When you watch Survivor you see a program that has been shot and edited so you see only what the producers want you to see.
But a live program means no censor.
Anything can happen -- particularly if the program is designed to push the contestants psychological and emotional buttons in search of their fear factor.
Television and computers have had a flirting relationship for years. But soon they will be married. Then along comes the Internet making it a technological menage-a-trois. Put a reality show on cable and you get nudity. Put it on the Internet with TV quality and you get - well, everything.
Even now efforts are underway to show criminal executions on the web.
Could something like 24/7 really happen?
Television in general and cameras in particular have become such a part of our lives that they effect our language, shape our politics, even dictate our schedule (just look at the empty streets on Super-Bowl Sunday).
Early in my career I worked for News 24 in Macon, Georgia. To encourage people to remember the channel number, each newscast ended with random shots of real people in parks or schools or malls, smiling at the camera and displaying two fingers on one hand and four on the other - twenty-four. It was fun. Kids and adults alike seemed to love it. And even if you weren't in the video, you watched to see if someone you knew was.
Early one morning there was a particularly vicious murder in a quiet, residential neighborhood. A man coldly executed his in-laws then sat on the curb to wait for police.

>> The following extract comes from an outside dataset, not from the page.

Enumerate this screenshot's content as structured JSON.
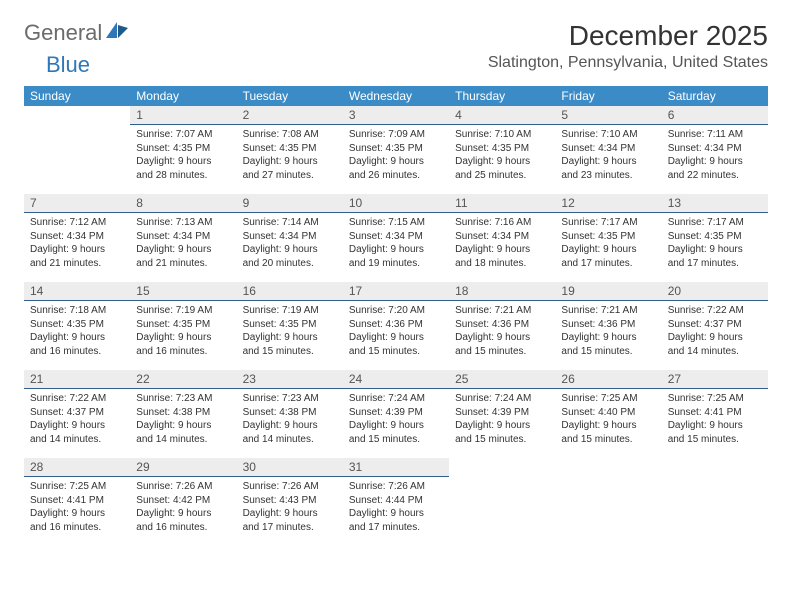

His eyes were distant and glassy with no apparent attachment to the real world. As he was being driven away in the back of a police car he saw our camera. His face lit up. The glassy eyed stare was replaced by an excited smile and then, as if it were the most natural thing in the world, he held up his shackled hands and gave the camera a big twenty-four.
Cameras are everywhere.
You were on camera this morning when you went to the ATM, again when you stopped at the convenience store for a soda, there was a camera at the traffic light looking for speeders, and another at work for security reasons. And let's not forget the satellites -- those hurling hunks of metal than can read the brand name off running shoes, spot your dog digging up the flower bed, and even get a peek at that cute sun bathing neighbor.
Our children grow up on camera having their first 'ta-da' moment as they slip out of the birth canal, then starring in secretive movies via the all telling, always hidden nanny cam, and all the highlights of their lives videotaped for posterity.
Is there a camera on your computer? Is it on? How would you feel knowing that someone could turn it on from outside your house? They can.
And speaking of technology . . .
What if I told you that you were being watched right now, even as you read these words? That the moment you cracked the spine of this book you unknowingly released hundreds of thousands of nano-bots (microscopic machines) that entered your blood stream via the pores in your hand. Even now those machines are transmitting data to orbiting satellites which feed it to a series of super-computers which correlate everything, from your location and heart rate, to the type of food you eat and the medicine you take. And what if some of those busy little nano-bots attached themselves to an optic nerve and began transmitting images?
Everything you see, they see. Everything they see, I see.
See?
Eerie huh? Don't worry, the technology is not here - yet. But it will be and sooner than you think.
Could something like 24/7 really happen? And if it does, will you watch?
Perhaps the scarier question is the second one.